MONTICELLO — The Piatt County Board has declined a special-use permit for a 300-megawatt wind farm proposed for Goose Creek, Sangamon and Blue Ridge townships in the northern part of the county.

“We were elected by the people in our various districts to do what is best for our constituents,” said District 1 board member Jerry Edwards, who voted against the project. “I have heard from a lot of residents of Piatt County and, for the vast majority, this is something they do not want.”

In September, Apex Energy filed an 1,800-page special-use permit application with the county. Developers hoped the project would begin construction in the first quarter of 2023. Apex has already ordered 50 V162-6.2 megawatt turbines from Vestas, a wind-turbine manufacturer.

The board voted 3-2 against the permit. Michael Beem of District 2 and Board Chairman Todd Henricks voted in favor, citing state legislation that takes control away from the county in such decisions as the reason.

District 3’s Paul Foran and District 1’s Kathleen Piatt joined Edwards in voting against the project. District 2’s Gail Jones was not in attendance.

Earlier, the Piatt County Zoning Board of Appeals met for 17 nights to discuss the permit application, listening to testimony from more than 60 witnesses. They forwarded the proposal to the county board without a positive recommendation.

The new state legislation changes the way the wind farms are approved in Illinois, taking away much of the power of county boards regarding such projects.

The legislation is intended to provide counties with “guardrails” for siting wind farms, and would better align the state with its renewable energy goals, sponsors of the legislation said.

It stipulates that the state of Illinois will develop a commission that will oversee and approve wind turbine siting everywhere but Chicago.
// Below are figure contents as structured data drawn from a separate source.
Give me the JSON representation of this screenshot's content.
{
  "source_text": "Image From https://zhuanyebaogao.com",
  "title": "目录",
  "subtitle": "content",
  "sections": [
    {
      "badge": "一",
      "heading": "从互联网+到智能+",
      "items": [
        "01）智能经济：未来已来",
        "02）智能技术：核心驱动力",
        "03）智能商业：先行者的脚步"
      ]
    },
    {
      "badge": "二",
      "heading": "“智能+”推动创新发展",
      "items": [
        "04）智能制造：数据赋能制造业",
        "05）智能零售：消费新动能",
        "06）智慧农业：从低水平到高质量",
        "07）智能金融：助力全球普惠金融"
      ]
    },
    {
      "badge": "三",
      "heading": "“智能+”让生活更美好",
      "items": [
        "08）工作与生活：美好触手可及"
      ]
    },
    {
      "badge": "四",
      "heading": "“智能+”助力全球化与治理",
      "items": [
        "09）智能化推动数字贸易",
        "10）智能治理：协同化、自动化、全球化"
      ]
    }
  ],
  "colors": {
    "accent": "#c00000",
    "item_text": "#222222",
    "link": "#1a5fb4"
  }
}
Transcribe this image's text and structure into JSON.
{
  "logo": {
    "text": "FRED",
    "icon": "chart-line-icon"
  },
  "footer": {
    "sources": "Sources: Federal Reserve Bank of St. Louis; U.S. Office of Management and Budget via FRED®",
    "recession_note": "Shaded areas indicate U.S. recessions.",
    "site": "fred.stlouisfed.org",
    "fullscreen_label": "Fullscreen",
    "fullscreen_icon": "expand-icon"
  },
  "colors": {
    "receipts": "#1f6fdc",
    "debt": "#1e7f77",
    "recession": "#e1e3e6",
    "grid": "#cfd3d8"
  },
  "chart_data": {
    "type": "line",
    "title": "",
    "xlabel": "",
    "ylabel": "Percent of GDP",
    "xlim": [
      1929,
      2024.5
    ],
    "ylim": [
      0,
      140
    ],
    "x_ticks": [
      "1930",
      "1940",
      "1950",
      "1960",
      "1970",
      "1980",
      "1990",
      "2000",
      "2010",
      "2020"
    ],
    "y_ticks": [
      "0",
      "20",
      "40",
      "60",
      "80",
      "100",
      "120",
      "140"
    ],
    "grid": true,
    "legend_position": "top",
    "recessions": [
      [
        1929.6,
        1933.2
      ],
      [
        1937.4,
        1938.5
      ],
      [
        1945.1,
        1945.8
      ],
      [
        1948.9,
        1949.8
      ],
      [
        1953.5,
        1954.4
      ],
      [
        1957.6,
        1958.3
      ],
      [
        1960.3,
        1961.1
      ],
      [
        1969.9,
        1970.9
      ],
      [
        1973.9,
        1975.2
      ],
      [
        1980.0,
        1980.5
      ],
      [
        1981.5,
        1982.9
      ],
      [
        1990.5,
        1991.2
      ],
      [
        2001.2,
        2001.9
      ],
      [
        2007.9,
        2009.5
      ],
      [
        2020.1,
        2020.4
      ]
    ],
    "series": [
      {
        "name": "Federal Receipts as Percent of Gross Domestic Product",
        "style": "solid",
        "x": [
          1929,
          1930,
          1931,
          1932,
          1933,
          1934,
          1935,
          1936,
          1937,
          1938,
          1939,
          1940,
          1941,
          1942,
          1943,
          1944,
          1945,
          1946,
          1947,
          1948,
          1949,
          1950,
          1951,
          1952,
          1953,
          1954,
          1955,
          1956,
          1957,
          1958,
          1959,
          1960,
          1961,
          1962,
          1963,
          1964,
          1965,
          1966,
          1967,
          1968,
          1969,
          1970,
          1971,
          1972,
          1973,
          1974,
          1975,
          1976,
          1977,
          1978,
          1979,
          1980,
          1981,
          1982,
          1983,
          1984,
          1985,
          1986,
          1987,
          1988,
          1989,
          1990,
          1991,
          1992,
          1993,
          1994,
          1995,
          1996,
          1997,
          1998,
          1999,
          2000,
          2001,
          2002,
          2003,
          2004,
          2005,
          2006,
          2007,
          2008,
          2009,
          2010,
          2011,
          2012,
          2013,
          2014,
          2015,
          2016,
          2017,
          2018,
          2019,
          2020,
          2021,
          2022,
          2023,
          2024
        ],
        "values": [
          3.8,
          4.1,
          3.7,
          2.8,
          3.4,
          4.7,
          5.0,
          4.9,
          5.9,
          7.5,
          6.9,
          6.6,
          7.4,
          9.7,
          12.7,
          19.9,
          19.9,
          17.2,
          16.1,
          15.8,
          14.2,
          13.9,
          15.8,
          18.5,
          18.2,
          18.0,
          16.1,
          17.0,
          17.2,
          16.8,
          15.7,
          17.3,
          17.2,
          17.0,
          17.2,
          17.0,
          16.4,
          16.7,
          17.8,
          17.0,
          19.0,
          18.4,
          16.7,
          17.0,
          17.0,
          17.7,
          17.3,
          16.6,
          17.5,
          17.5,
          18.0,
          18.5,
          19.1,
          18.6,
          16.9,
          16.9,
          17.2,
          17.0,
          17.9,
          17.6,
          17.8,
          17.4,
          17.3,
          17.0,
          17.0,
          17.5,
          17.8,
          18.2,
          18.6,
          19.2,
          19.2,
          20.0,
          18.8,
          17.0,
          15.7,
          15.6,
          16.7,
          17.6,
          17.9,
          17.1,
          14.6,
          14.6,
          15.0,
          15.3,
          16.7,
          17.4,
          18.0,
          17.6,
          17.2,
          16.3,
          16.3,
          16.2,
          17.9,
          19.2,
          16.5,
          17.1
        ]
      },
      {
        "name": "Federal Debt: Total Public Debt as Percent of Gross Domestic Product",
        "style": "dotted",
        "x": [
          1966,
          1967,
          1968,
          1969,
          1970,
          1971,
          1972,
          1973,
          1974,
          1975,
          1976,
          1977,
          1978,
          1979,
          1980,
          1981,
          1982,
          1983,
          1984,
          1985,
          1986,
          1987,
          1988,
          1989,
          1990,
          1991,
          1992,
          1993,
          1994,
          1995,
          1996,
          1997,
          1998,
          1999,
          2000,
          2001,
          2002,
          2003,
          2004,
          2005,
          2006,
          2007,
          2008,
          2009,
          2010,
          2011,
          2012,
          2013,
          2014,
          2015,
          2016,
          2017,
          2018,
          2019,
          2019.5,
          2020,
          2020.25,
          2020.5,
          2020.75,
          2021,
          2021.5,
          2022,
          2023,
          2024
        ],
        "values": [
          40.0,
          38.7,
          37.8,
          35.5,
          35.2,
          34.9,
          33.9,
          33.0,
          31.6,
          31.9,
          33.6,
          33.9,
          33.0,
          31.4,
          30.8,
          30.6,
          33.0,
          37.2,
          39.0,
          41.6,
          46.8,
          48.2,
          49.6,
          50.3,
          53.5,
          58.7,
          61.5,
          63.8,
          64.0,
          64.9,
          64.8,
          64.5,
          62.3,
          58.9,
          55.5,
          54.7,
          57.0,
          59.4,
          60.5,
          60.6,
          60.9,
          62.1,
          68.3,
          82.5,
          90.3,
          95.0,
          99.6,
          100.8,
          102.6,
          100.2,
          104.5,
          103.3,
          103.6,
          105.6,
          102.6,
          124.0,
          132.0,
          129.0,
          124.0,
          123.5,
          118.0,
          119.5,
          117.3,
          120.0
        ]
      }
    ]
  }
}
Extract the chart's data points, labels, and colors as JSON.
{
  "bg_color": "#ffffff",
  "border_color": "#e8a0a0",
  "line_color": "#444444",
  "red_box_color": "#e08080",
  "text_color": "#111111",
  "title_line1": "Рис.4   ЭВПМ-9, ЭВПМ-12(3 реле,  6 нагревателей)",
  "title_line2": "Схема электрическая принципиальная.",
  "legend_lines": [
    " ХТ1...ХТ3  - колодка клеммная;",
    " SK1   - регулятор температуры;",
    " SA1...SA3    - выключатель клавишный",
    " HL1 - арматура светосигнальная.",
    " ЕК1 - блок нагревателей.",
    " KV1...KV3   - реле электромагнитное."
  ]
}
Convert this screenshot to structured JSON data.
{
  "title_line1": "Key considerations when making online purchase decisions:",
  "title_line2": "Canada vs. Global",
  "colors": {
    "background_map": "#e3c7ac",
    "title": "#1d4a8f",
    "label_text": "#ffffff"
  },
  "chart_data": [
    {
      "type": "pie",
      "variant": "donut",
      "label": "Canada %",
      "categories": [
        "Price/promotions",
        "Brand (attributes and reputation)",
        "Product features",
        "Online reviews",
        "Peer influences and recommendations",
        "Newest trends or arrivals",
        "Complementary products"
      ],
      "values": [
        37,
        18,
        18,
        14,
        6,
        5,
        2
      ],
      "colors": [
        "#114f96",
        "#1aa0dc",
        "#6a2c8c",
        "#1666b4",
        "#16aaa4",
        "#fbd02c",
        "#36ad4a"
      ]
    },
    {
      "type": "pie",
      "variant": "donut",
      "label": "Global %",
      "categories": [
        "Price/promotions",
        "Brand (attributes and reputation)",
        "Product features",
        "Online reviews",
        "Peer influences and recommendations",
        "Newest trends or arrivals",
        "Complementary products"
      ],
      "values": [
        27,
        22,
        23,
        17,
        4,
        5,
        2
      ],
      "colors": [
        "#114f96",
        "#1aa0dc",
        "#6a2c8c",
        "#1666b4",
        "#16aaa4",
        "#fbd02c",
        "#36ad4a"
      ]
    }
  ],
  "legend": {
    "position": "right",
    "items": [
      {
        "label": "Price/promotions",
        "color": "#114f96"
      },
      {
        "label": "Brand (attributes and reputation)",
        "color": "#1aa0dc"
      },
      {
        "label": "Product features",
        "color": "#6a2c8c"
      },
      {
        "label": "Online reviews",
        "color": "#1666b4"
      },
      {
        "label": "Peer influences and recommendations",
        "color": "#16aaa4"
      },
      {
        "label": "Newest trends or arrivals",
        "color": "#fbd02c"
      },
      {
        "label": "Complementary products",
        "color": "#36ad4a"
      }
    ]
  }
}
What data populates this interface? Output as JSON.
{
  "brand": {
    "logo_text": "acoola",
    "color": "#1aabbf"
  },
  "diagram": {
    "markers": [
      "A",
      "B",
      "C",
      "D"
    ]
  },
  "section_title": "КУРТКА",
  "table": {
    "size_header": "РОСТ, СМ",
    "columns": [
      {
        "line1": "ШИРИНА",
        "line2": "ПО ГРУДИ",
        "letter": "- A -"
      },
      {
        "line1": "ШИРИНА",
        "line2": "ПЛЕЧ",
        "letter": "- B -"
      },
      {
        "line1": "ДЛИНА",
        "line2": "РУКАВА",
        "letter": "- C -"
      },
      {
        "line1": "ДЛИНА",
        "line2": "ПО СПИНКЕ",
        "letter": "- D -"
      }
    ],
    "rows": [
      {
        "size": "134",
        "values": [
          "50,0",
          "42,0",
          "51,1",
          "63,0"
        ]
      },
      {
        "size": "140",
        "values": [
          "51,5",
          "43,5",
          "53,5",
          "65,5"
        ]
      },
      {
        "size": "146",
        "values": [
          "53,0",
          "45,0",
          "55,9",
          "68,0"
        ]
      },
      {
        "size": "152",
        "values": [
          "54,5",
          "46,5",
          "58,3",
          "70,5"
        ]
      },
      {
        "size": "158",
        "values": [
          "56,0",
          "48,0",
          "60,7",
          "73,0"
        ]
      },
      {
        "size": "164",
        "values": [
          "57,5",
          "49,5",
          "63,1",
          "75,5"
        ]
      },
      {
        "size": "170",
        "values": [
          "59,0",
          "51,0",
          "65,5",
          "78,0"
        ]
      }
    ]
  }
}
Counties would retain the ability to have an up-or-down vote on a project once presented, but if the project is within state guidelines, any county rejection would trigger a lawsuit against the county that would generally favor the wind-turbine company.

Piatt’s vote was the swing vote and, prior to the roll call vote, she had given indications that because of the state legislation, the county had little choice in the matter anyway.

“We are in a tough spot,” she said. “The new law removes the ability of the county to have authority over the decision.”

“I feel like if we vote with our hearts, it will go one way, and if we vote from another way, maybe logically or from a 30,00-foot level, it will go another way,” Foran said. “A lot of good would come to the area from a project like this, but there would also be a lot of bad for the locals. It’s not fair what the state has done, but that’s Illinois.”

Henricks said he voted in favor of the project because of the state legislation.

“After the end of the ZBA hearings, I was as solid as a ‘no’ vote as I could get,” he explained. “There was no way in hell I would have been on the side of 610-foot towers. But then that fat man from Chicago (Gov. J.B. Pritzker) stirred the pot and fast-tracked a committee on a vote on wind turbine and solar legislation in a lame duck session and that led the way for the county board to become irrelevant I will probably be supporting this but it breaks my heart. They are ugly as sin and I am sorry.”

Despite the negative vote, the project is not necessarily dead.

Apex has the right to resubmit the special-use permit, although the county has placed a moratorium on such applications until Sept. 1.

“This isn’t over,” said Apex Clean Energy senior development manager Alan Moore. “We have options. We thought this was a great opportunity for Piatt County to invest in its future, but this isn’t over and we look forward to taking the next steps.”

Prior to the vote, the board approved a $10 million revenue sharing agreement with Apex, that if approved, would have provided the county with $2 million after the approval of building permits, and an additional $8 million once the project went online. That deal is now voided since the project was declined.

Proposed road-use agreements that were finalized earlier this month were also approved, but for now, will not be enacted.

An advisory referendum on wind farms in Piatt County also appears on the April 4 ballot.